The statement that a building is just too run down or outdated to be saved is not so much fact as platitude. It tends to be thrown out to the crowd when a developer is faced with funding or permits that hinge on preservation considerations, to defend against a community concerned with losing a treasured building or the character that it brings to the neighborhood. This statement gives the impression that the need for demolition is out of the owner’s control. The audience is led to assume that the owner spent considerable time weighing the options and are just as upset as the rest of us that they have to tear it down. But often what it really means is, “We wanted to use this site for something else and we never really considered using the building at all.”

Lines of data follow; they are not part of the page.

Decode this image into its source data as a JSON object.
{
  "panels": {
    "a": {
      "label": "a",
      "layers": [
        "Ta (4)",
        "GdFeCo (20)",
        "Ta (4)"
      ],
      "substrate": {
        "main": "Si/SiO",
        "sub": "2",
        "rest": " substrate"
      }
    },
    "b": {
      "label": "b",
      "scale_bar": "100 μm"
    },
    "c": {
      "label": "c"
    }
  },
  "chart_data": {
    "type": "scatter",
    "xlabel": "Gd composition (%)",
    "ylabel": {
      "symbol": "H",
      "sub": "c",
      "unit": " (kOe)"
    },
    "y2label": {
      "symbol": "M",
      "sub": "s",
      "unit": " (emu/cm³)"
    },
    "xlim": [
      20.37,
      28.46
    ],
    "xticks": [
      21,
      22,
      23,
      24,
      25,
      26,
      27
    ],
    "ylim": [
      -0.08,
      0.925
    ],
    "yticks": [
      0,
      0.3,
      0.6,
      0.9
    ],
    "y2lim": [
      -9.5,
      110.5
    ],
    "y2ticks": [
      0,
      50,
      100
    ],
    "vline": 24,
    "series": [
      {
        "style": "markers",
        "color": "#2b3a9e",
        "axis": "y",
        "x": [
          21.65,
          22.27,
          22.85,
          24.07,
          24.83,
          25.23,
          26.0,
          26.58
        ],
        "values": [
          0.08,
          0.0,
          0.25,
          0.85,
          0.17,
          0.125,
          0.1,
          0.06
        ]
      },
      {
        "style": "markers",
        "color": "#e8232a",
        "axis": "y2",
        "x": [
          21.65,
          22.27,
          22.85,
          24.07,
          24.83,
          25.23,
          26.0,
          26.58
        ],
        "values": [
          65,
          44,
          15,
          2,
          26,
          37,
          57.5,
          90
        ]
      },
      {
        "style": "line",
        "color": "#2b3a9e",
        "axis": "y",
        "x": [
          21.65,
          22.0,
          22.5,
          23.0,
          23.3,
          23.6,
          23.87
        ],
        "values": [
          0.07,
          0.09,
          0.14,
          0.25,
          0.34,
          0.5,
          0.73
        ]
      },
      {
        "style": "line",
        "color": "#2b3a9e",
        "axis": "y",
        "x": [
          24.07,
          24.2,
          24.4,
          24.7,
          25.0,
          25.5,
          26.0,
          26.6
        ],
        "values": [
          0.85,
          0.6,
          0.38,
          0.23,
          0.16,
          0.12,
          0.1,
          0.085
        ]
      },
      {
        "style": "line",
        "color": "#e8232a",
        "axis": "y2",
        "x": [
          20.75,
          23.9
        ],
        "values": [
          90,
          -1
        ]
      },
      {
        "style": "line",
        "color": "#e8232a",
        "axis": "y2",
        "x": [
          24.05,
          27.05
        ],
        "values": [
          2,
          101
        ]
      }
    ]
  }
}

“This building is too far gone to save” is an easy myth to bust because there are no shortage of vibrant, beautiful buildings that were once incredibly run down. In fact, in the 1960s most of the buildings in downtown Salem were labeled as “blighted,” a technical synonym for “too far gone to save.” The Historic Salem Jail, once almost impossible to imagine as anything other than a jail, now houses incredible, unique apartments. Historic Salem has given preservation awards to many projects with incredible before and after montages, including one of the original farm houses in North Salem.

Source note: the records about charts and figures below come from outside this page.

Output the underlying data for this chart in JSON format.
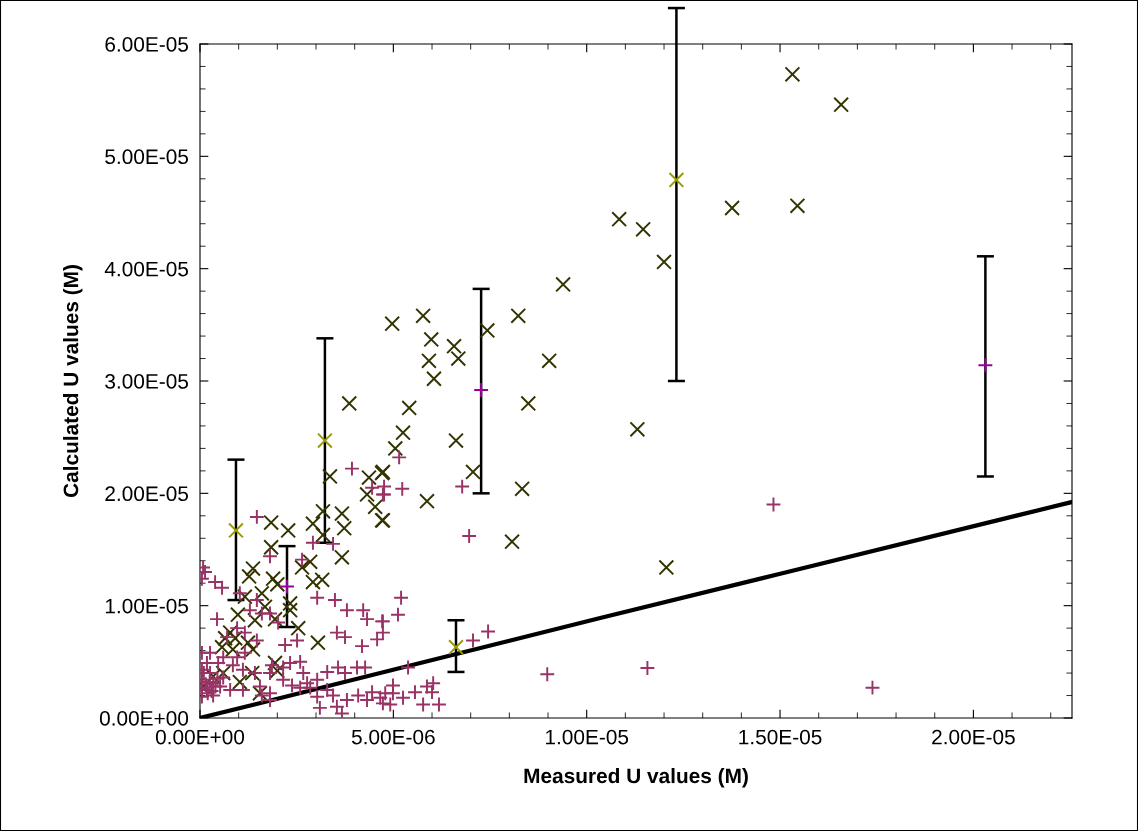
{
  "chart_data": {
    "type": "scatter",
    "xlabel": "Measured U values (M)",
    "ylabel": "Calculated U values (M)",
    "xlim": [
      0,
      2.255e-05
    ],
    "ylim": [
      0,
      6e-05
    ],
    "xticks": [
      {
        "value": 0,
        "label": "0.00E+00"
      },
      {
        "value": 5e-06,
        "label": "5.00E-06"
      },
      {
        "value": 1e-05,
        "label": "1.00E-05"
      },
      {
        "value": 1.5e-05,
        "label": "1.50E-05"
      },
      {
        "value": 2e-05,
        "label": "2.00E-05"
      }
    ],
    "yticks": [
      {
        "value": 0,
        "label": "0.00E+00"
      },
      {
        "value": 1e-05,
        "label": "1.00E-05"
      },
      {
        "value": 2e-05,
        "label": "2.00E-05"
      },
      {
        "value": 3e-05,
        "label": "3.00E-05"
      },
      {
        "value": 4e-05,
        "label": "4.00E-05"
      },
      {
        "value": 5e-05,
        "label": "5.00E-05"
      },
      {
        "value": 6e-05,
        "label": "6.00E-05"
      }
    ],
    "grid": false,
    "series": [
      {
        "color": "#333300",
        "marker": "x",
        "x": [
          1.532e-05,
          1.658e-05,
          1.376e-05,
          1.545e-05,
          1.084e-05,
          1.146e-05,
          1.2e-05,
          1.131e-05,
          1.206e-05,
          4.97e-06,
          5.77e-06,
          5.98e-06,
          5.92e-06,
          6.05e-06,
          6.57e-06,
          6.68e-06,
          7.43e-06,
          8.23e-06,
          9.39e-06,
          9.03e-06,
          8.49e-06,
          5.41e-06,
          5.25e-06,
          5.05e-06,
          6.62e-06,
          7.06e-06,
          4.73e-06,
          8.33e-06,
          5.87e-06,
          4.73e-06,
          8.07e-06,
          3.86e-06,
          3.36e-06,
          4.37e-06,
          4.71e-06,
          4.32e-06,
          4.53e-06,
          4.71e-06,
          3.18e-06,
          3.67e-06,
          1.84e-06,
          2.28e-06,
          2.92e-06,
          3.73e-06,
          3.18e-06,
          1.84e-06,
          3.67e-06,
          2.85e-06,
          2.64e-06,
          1.37e-06,
          1.27e-06,
          1.89e-06,
          2e-06,
          2.92e-06,
          3.16e-06,
          1.6e-06,
          1.16e-06,
          1.68e-06,
          2.33e-06,
          2.33e-06,
          9.8e-07,
          1.42e-06,
          1.94e-06,
          2.54e-06,
          7.8e-07,
          9.1e-07,
          1.24e-06,
          6.5e-07,
          3.05e-06,
          5.7e-07,
          8.5e-07,
          1.37e-06,
          1.94e-06,
          2e-06,
          1.35e-06,
          6e-07,
          3.4e-07,
          1.55e-06,
          1.03e-06,
          8e-08
        ],
        "values": [
          5.73e-05,
          5.46e-05,
          4.54e-05,
          4.56e-05,
          4.44e-05,
          4.35e-05,
          4.06e-05,
          2.57e-05,
          1.34e-05,
          3.51e-05,
          3.58e-05,
          3.37e-05,
          3.18e-05,
          3.02e-05,
          3.31e-05,
          3.2e-05,
          3.45e-05,
          3.58e-05,
          3.86e-05,
          3.18e-05,
          2.8e-05,
          2.76e-05,
          2.54e-05,
          2.4e-05,
          2.47e-05,
          2.19e-05,
          2.19e-05,
          2.04e-05,
          1.93e-05,
          1.76e-05,
          1.57e-05,
          2.8e-05,
          2.15e-05,
          2.14e-05,
          2.18e-05,
          1.99e-05,
          1.88e-05,
          1.76e-05,
          1.84e-05,
          1.82e-05,
          1.74e-05,
          1.67e-05,
          1.73e-05,
          1.69e-05,
          1.63e-05,
          1.52e-05,
          1.43e-05,
          1.39e-05,
          1.34e-05,
          1.33e-05,
          1.26e-05,
          1.24e-05,
          1.19e-05,
          1.21e-05,
          1.23e-05,
          1.11e-05,
          1.08e-05,
          9.9e-06,
          1.02e-05,
          9.6e-06,
          9.2e-06,
          8.7e-06,
          8.8e-06,
          8e-06,
          7.6e-06,
          7.1e-06,
          6.7e-06,
          7.1e-06,
          6.7e-06,
          6.3e-06,
          6.1e-06,
          6.1e-06,
          4.9e-06,
          4.2e-06,
          4e-06,
          4e-06,
          3.7e-06,
          2.2e-06,
          3.2e-06,
          2.8e-06
        ]
      },
      {
        "color": "#993366",
        "marker": "cross",
        "x": [
          1.483e-05,
          1.157e-05,
          1.739e-05,
          5.15e-06,
          4.76e-06,
          5.23e-06,
          6.78e-06,
          4.76e-06,
          6.96e-06,
          5.2e-06,
          5.12e-06,
          4.73e-06,
          4.73e-06,
          7.06e-06,
          7.45e-06,
          8.98e-06,
          5.38e-06,
          4.99e-06,
          4.79e-06,
          4.99e-06,
          5.25e-06,
          5.56e-06,
          5.87e-06,
          6.03e-06,
          6e-06,
          4.92e-06,
          5.77e-06,
          6.18e-06,
          4.73e-06,
          5e-08,
          8e-08,
          1.3e-07,
          5.7e-07,
          3.9e-07,
          1.47e-06,
          1.81e-06,
          2.92e-06,
          2.64e-06,
          3.93e-06,
          4.45e-06,
          4.73e-06,
          3.44e-06,
          3.03e-06,
          3.49e-06,
          3.8e-06,
          4.22e-06,
          4.32e-06,
          4.71e-06,
          3.54e-06,
          3.75e-06,
          4.19e-06,
          4.58e-06,
          4.4e-07,
          1.03e-06,
          1.47e-06,
          1.6e-06,
          1.29e-06,
          1.81e-06,
          2.02e-06,
          9.6e-07,
          7e-07,
          1.16e-06,
          1.47e-06,
          2.2e-06,
          2.51e-06,
          2.59e-06,
          2.33e-06,
          2.15e-06,
          1.86e-06,
          1.81e-06,
          1.42e-06,
          1.11e-06,
          8.5e-07,
          9.6e-07,
          1.16e-06,
          6e-07,
          2.6e-07,
          5e-08,
          1.8e-07,
          4.7e-07,
          5e-08,
          2.6e-07,
          6e-07,
          5e-08,
          3.4e-07,
          5e-08,
          1.8e-07,
          5.2e-07,
          5e-08,
          3.4e-07,
          7.8e-07,
          1.11e-06,
          1.55e-06,
          1.81e-06,
          2.15e-06,
          2.38e-06,
          2.67e-06,
          2.77e-06,
          3.03e-06,
          3.29e-06,
          3.57e-06,
          3.75e-06,
          4.06e-06,
          4.27e-06,
          2.59e-06,
          2.85e-06,
          3.03e-06,
          3.29e-06,
          3.44e-06,
          3.8e-06,
          3.54e-06,
          4.09e-06,
          4.45e-06,
          4.32e-06,
          4.66e-06,
          3.1e-06,
          3.67e-06,
          1.81e-06,
          1.6e-06,
          1.5e-07,
          3e-07,
          4.5e-07,
          2e-07,
          4e-07,
          1e-07,
          2.5e-07
        ],
        "values": [
          1.9e-05,
          4.45e-06,
          2.7e-06,
          2.32e-05,
          2.06e-05,
          2.04e-05,
          2.06e-05,
          1.99e-05,
          1.62e-05,
          1.07e-05,
          9.2e-06,
          8.6e-06,
          7.6e-06,
          6.9e-06,
          7.7e-06,
          3.9e-06,
          4.5e-06,
          2.9e-06,
          2.2e-06,
          2.2e-06,
          1.8e-06,
          2.3e-06,
          2.8e-06,
          3.1e-06,
          2.3e-06,
          1.2e-06,
          1.2e-06,
          1.2e-06,
          1.3e-06,
          1.24e-05,
          1.34e-05,
          1.3e-05,
          1.16e-05,
          1.21e-05,
          1.79e-05,
          1.44e-05,
          1.56e-05,
          1.41e-05,
          2.22e-05,
          2.05e-05,
          1.99e-05,
          1.55e-05,
          1.07e-05,
          1.05e-05,
          9.6e-06,
          9.6e-06,
          8.8e-06,
          8.6e-06,
          7.6e-06,
          7.2e-06,
          6.4e-06,
          7e-06,
          8.8e-06,
          1.11e-05,
          1.05e-05,
          9.3e-06,
          9.6e-06,
          9.3e-06,
          8.5e-06,
          8e-06,
          7.2e-06,
          7.6e-06,
          6.9e-06,
          6.5e-06,
          6.9e-06,
          5e-06,
          4.9e-06,
          4.5e-06,
          4.7e-06,
          4e-06,
          4e-06,
          4.3e-06,
          4.7e-06,
          5.4e-06,
          5.8e-06,
          5.4e-06,
          5.8e-06,
          5.8e-06,
          4.9e-06,
          4.9e-06,
          4.3e-06,
          4e-06,
          3.6e-06,
          3.4e-06,
          3.1e-06,
          2.7e-06,
          2.5e-06,
          2.8e-06,
          1.9e-06,
          2e-06,
          2.5e-06,
          2.5e-06,
          2.8e-06,
          2.2e-06,
          3.4e-06,
          2.9e-06,
          4e-06,
          3.1e-06,
          3.4e-06,
          4.1e-06,
          4.5e-06,
          4e-06,
          4.5e-06,
          4.5e-06,
          2.7e-06,
          2.7e-06,
          1.9e-06,
          2.5e-06,
          2e-06,
          1.6e-06,
          1e-06,
          2e-06,
          2.3e-06,
          1.6e-06,
          1.8e-06,
          9e-07,
          4e-07,
          1.6e-06,
          2e-06,
          3e-06,
          2.4e-06,
          3.5e-06,
          2.2e-06,
          2.8e-06,
          4e-06,
          3.2e-06
        ]
      },
      {
        "color": "#999900",
        "marker": "x",
        "x": [
          9.3e-07,
          3.23e-06,
          6.62e-06,
          1.232e-05
        ],
        "values": [
          1.67e-05,
          2.47e-05,
          6.3e-06,
          4.79e-05
        ],
        "errors": [
          [
            1.05e-05,
            2.3e-05
          ],
          [
            1.56e-05,
            3.38e-05
          ],
          [
            4.1e-06,
            8.7e-06
          ],
          [
            3e-05,
            6.32e-05
          ]
        ]
      },
      {
        "color": "#990099",
        "marker": "cross",
        "x": [
          2.25e-06,
          7.27e-06,
          2.031e-05
        ],
        "values": [
          1.17e-05,
          2.92e-05,
          3.14e-05
        ],
        "errors": [
          [
            8.1e-06,
            1.53e-05
          ],
          [
            2e-05,
            3.82e-05
          ],
          [
            2.15e-05,
            4.11e-05
          ]
        ]
      },
      {
        "type": "line",
        "color": "#000000",
        "marker": "none",
        "line_style": "solid",
        "x": [
          0,
          4.66e-06,
          1.035e-05,
          1.498e-05,
          2.255e-05
        ],
        "values": [
          0,
          4e-06,
          8.9e-06,
          1.282e-05,
          1.923e-05
        ]
      }
    ]
  }
}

Claiming a building is “too far gone” gaslights the community. Anyone who questions this claim can be labeled unreasonable and obstructionist; a crazy preservationist opposed to change. Certainly, there are instances when a rehabbing an old building does not make financial sense or does not meet programmatic needs – in which case, the owner or developer should respect their audience, present their rationale and engage in the debate. Imagine a permitting process where the discussion is about value of a project beyond the developer’s financial concerns.
What social, historical and community value does the building have? How can that be incorporated into a project?

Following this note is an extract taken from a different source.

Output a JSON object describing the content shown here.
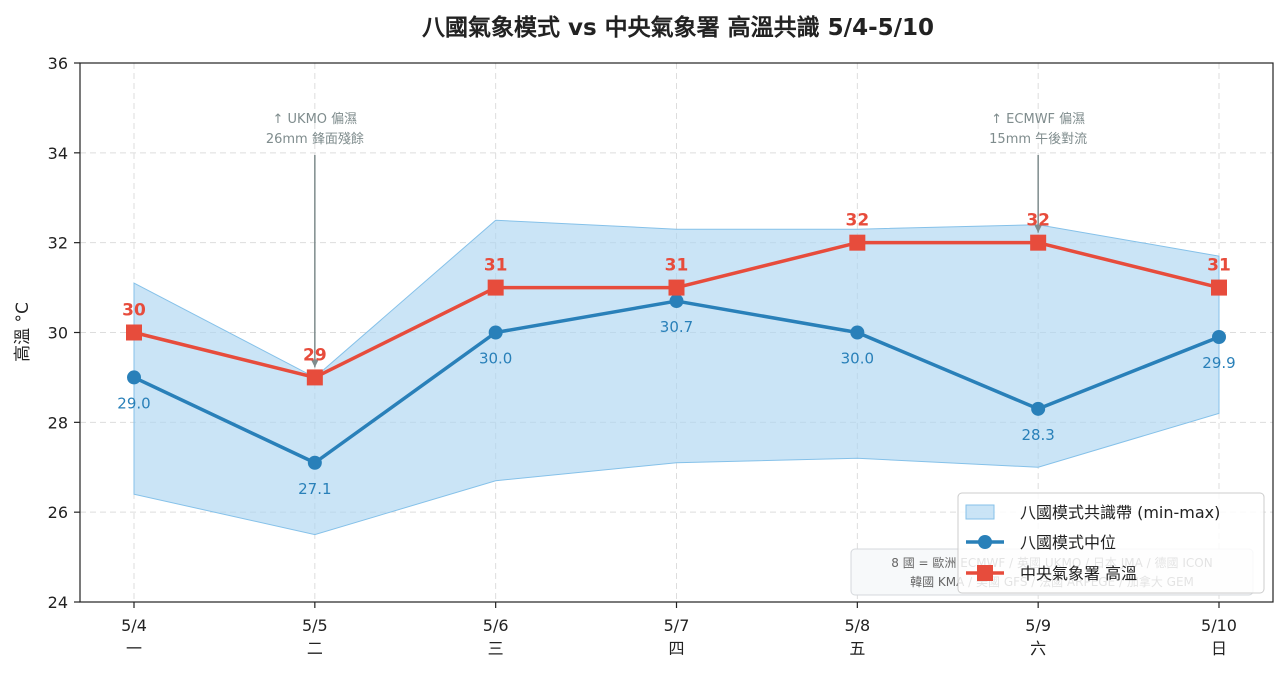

What environmental value do existing materials have? Does it outweigh the convenience of demolition?
What social and community development value does the proposed project offer? Does that tip the scale towards a change in the urban fabric?
Analyzing the social calculus of a project ensures that both developer and neighborhood benefit from the steady march of progress. Let’s replace "it's too far gone" with a real conversation about the monetary value and social values of our community.